Residents in All Saints Lane and Careys Close have been calling for traffic calming measures and parking enforcement to be introduced in the area for years, pompting North Somerset Council to earmark thousands of pounds to introduce a 20mph speed limit last year.
MORE: Council allocates funds to create speed limit
Although residents have reacted positively to the proposals, there are concerns about the increased level of traffic the new homes may cause to an area they describe as ‘frequently chaotic’.
John Holman, who has been leading the campaign, told the Times: “Overall I believe it is a good thing.
“The farm is currently an eyesore and is ripe for development or renewal. There are some lovely old buildings there and to just let them fall down would be awful.

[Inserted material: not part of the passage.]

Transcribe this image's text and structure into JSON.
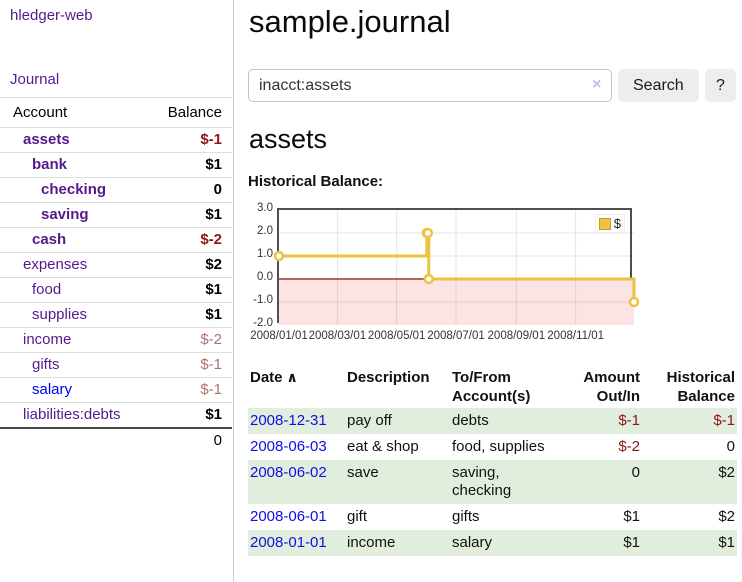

“I have concerns regarding the access. They clearly intend to reopen the metal gates which haven’t been used for many years, and as both this and the farm gate itself face the wider section of the road, are the developers aware that is not public land?
“I also have concerns this will lead to an overall increase in traffic, especially at the end of the lane. This junction is frequently chaotic as it is, particularly when the traffic to and from Castlewood is at a peak.”